Dynamical Stability Limit for the Charge Density Wave in ${\mathrm{K}}_{0.3}{\mathrm{MoO}}_3$

We study the response of the one-dimensional charge density wave in ${\mathrm{K}}_{0.3}{\mathrm{MoO}}_3$ to different types of excitation with femtosecond optical pulses. We compare direct excitation of the lattice at midinfrared frequencies with injection of quasiparticles across the low energy charge density wave gap and with charge transfer excitation in the near infrared. For all three cases, we observe a fluence threshold above which the amplitude-mode oscillation frequency is softened and the mode becomes increasingly damped. We show that all the data can be collapsed onto a universal curve in which the melting of the charge density wave occurs abruptly at a critical lattice excursion. These data highlight the existence of a universal stability limit for a charge density wave, reminiscent of the Lindemann criterion for the melting of a crystal lattice.

Figure 1

(a) Monoclinic crystal structure of ${\mathrm{K}}_{0.3}{\mathrm{MoO}}_3$. Corner-sharing ${\mathrm{MoO}}_6$ octahedra form chains along the [010] direction that are separated by sheets of potassium atoms (purple). Below $T_C=183\mathrm{K}$, incommensurate charge density wave order develops at a wave vector $q_{\mathrm{CDW}}=(1,q_b,\overline{0.5})$, with $q_b=0.748$ at 100 K. (b) Top view of the chains. The resonantly excited phonon mode comprises Mo-O stretching along the insulating [$-201$] direction, perpendicular to the chains.

Figure 2

Optical conductivity ${\sigma }_1$ of ${\mathrm{K}}_{0.3}{\mathrm{MoO}}_3$ below the transition temperature $T_C$. (a) The material is insulating along [$-201$] with a 1.3-eV charge-transfer gap, and the Mo-O stretching mode appears as a sharp peak at $1000{\mathrm{cm}}^{-1}$. (b) The CDW gap is formed along the [010] chain direction. The shaded regions denote the frequencies to which the optical excitation pulses were tuned: infrared-active phonon mode (blue), electronic excitation across the charge-transfer gap (black), and excitation of quasiparticles above the CDW gap (red). (c) Transient reflectivity changes recorded at 800 nm probe wavelength (normalized) for the three excitation schemes in a regime of weak perturbation.
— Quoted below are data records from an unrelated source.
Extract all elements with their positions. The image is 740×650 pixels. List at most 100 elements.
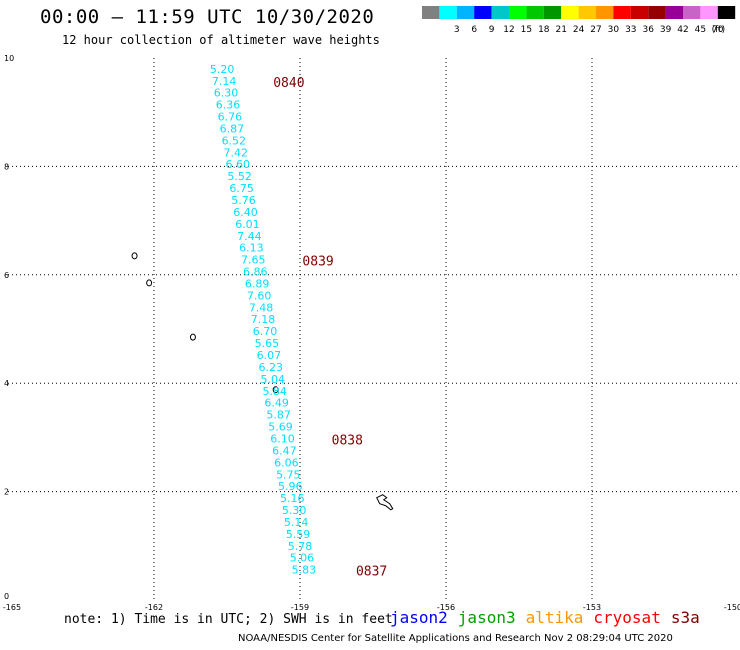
legend-tick-label: 12 [503, 25, 514, 35]
island-outline [146, 279, 153, 287]
swh-value: 6.47 [272, 444, 297, 457]
legend-swatch [578, 6, 596, 19]
legend-swatch [526, 6, 544, 19]
swh-value: 7.18 [251, 313, 276, 326]
footer-note: note: 1) Time is in UTC; 2) SWH is in fe… [64, 612, 393, 627]
legend-unit: (ft) [712, 25, 726, 35]
satellite-cryosat: cryosat [593, 608, 661, 627]
swh-value: 6.36 [216, 99, 241, 112]
legend-tick-label: 42 [677, 25, 688, 35]
swh-value: 6.60 [225, 158, 250, 171]
lon-tick-label: -156 [437, 603, 455, 612]
pass-time-label: 0838 [332, 434, 363, 449]
island-outline [272, 386, 279, 394]
swh-value: 5.83 [292, 564, 317, 577]
swh-value: 6.76 [218, 111, 243, 124]
swh-value: 5.84 [262, 385, 287, 398]
legend-swatch [700, 6, 718, 19]
color-legend: 3 6 9 12 15 18 21 24 27 30 33 36 39 42 45 70(ft) [422, 6, 736, 35]
legend-swatch [456, 6, 475, 19]
swh-value: 7.14 [212, 75, 237, 88]
legend-swatch [491, 6, 509, 19]
islands [131, 252, 394, 511]
swh-value: 6.87 [220, 122, 245, 135]
legend-tick-label: 15 [521, 25, 532, 35]
island-outline [131, 252, 138, 260]
lon-tick-label: -162 [145, 603, 163, 612]
swh-value: 6.40 [233, 206, 258, 219]
legend-swatch [509, 6, 527, 19]
swh-value: 6.70 [253, 325, 278, 338]
swh-value: 7.48 [249, 301, 274, 314]
legend-swatch [630, 6, 649, 19]
swh-value: 6.75 [229, 182, 254, 195]
time-labels: 0840 0839 0838 0837 [273, 76, 387, 580]
swh-value: 6.13 [239, 242, 264, 255]
legend-tick-label: 39 [660, 25, 672, 35]
swh-value: 6.10 [270, 432, 295, 445]
legend-swatch [665, 6, 683, 19]
swh-value: 5.14 [284, 516, 309, 529]
legend-swatch [422, 6, 440, 19]
lon-tick-label: -150 [724, 603, 740, 612]
legend-swatch [717, 6, 736, 19]
swh-value: 7.42 [224, 146, 249, 159]
page-subtitle: 12 hour collection of altimeter wave hei… [62, 33, 380, 47]
swh-value: 6.89 [245, 277, 270, 290]
swh-value: 7.44 [237, 230, 262, 243]
satellite-legend: jason2 jason3 altika cryosat s3a [390, 608, 710, 627]
lat-tick-label: 6 [4, 271, 9, 280]
swh-value: 7.65 [241, 254, 266, 267]
lon-tick-label: -159 [291, 603, 309, 612]
satellite-altika: altika [525, 608, 584, 627]
legend-tick-label: 21 [555, 25, 566, 35]
swh-value: 5.87 [266, 409, 291, 422]
swh-value: 5.52 [227, 170, 252, 183]
swh-value: 5.04 [260, 373, 285, 386]
legend-tick-label: 6 [471, 25, 477, 35]
swh-value: 6.23 [259, 361, 284, 374]
satellite-jason3: jason3 [457, 608, 516, 627]
swh-value: 5.78 [288, 540, 313, 553]
legend-swatch [561, 6, 579, 19]
lat-tick-label: 8 [4, 162, 9, 171]
legend-swatch [683, 6, 701, 19]
pass-time-label: 0837 [356, 565, 387, 580]
footer-credit: NOAA/NESDIS Center for Satellite Applica… [238, 633, 673, 644]
lat-tick-label: 0 [4, 592, 9, 601]
pass-time-label: 0839 [302, 255, 333, 270]
swh-value: 6.52 [222, 134, 247, 147]
swh-value: 5.59 [286, 528, 311, 541]
pass-time-label: 0840 [273, 76, 304, 91]
legend-tick-label: 3 [454, 25, 460, 35]
page-title: 00:00 – 11:59 UTC 10/30/2020 [40, 6, 375, 28]
legend-swatch [648, 6, 666, 19]
swh-value: 5.69 [268, 421, 293, 434]
swh-value: 6.07 [257, 349, 282, 362]
legend-swatch [613, 6, 631, 19]
legend-tick-label: 36 [642, 25, 654, 35]
swh-value: 5.20 [210, 63, 235, 76]
lon-tick-label: -165 [3, 603, 21, 612]
swh-value: 6.49 [264, 397, 289, 410]
swh-value: 5.75 [276, 468, 301, 481]
lon-tick-label: -153 [583, 603, 601, 612]
legend-tick-label: 33 [625, 25, 636, 35]
lat-tick-label: 4 [4, 379, 9, 388]
legend-tick-label: 45 [695, 25, 706, 35]
swh-value: 5.65 [255, 337, 280, 350]
legend-swatch [474, 6, 492, 19]
swh-value: 7.60 [247, 289, 272, 302]
map-grid: -165 -162 -159 -156 -153 -150 0 2 4 6 8 10 [3, 54, 740, 612]
legend-swatch [439, 6, 457, 19]
swh-value: 5.06 [290, 552, 315, 565]
island-outline [376, 494, 394, 511]
altimeter-track: 5.207.146.306.366.766.876.527.426.605.52… [210, 63, 316, 577]
legend-swatch [543, 6, 562, 19]
legend-tick-label: 27 [590, 25, 601, 35]
swh-value: 6.86 [243, 266, 268, 279]
swh-value: 6.30 [214, 87, 239, 100]
satellite-s3a: s3a [670, 608, 700, 627]
swh-value: 5.30 [282, 504, 307, 517]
Zero time delay was determined from the simultaneously measured four-wave mixing signal at frequency $2{\omega }_{\text{probe}}+{\omega }_{\text{pump}}$, which yielded the pump pulse envelopes shown in the figure (shaded).

Figure 3

(a) The normalized oscillatory responses, extracted from the data plotted in Fig. 2, are shown as dots. The different optical excitations are color coded as described in Figs. 2 and 2. The extrapolation of the oscillatory response to time zero, fitted with a sum of three exponentially decaying harmonic oscillators, shows a sinelike phase for lattice excitation and a cosinelike phase for the electronic excitations. (b) Fourier transforms of the oscillatory responses, showing the CDW amplitude mode at 1.68 THz and four zone-folded phonon modes at higher frequencies. (c)–(e) Pump frequency dependent magnitudes of the coherent amplitude mode oscillations, again for the three different excitation schemes. The optical conductivity in the respective frequency ranges and along the respective directions, convolved with the excitation pulse bandwidth is plotted for comparison.

Figure 4

Fluence dependence of the amplitude, frequency, and scattering rate of the coherent oscillations of the amplitude mode for resonant phonon excitation (blue) and for electronic excitations above the charge transfer gap (black) as well as across the CDW gap (red). The corresponding energy density is given in the top axis of the upper panels. In all cases, the oscillation amplitude saturated at $\sim 2\%$ $\mathrm{\Delta }R/R_0$, which corresponds to atomic displacements of approximately 20% of the lattice distortion induced by the CDW formation at equilibrium as estimated from Refs. [6] and [7] (scale on the right side of upper panel, see text).

Figure 5

Frequency and scattering rate of the charge density wave amplitude mode, extracted from the data shown in Fig. 4 and plotted against the measured oscillation amplitude. The data fall on a universal curve for the different excitation schemes. The amplitude of the coherent oscillations is given in % ($\mathrm{\Delta }R/R_0$) at 800 nm (upper scale) and in the relative change of the lattice distortion, induced by the CDW formation (lower scale).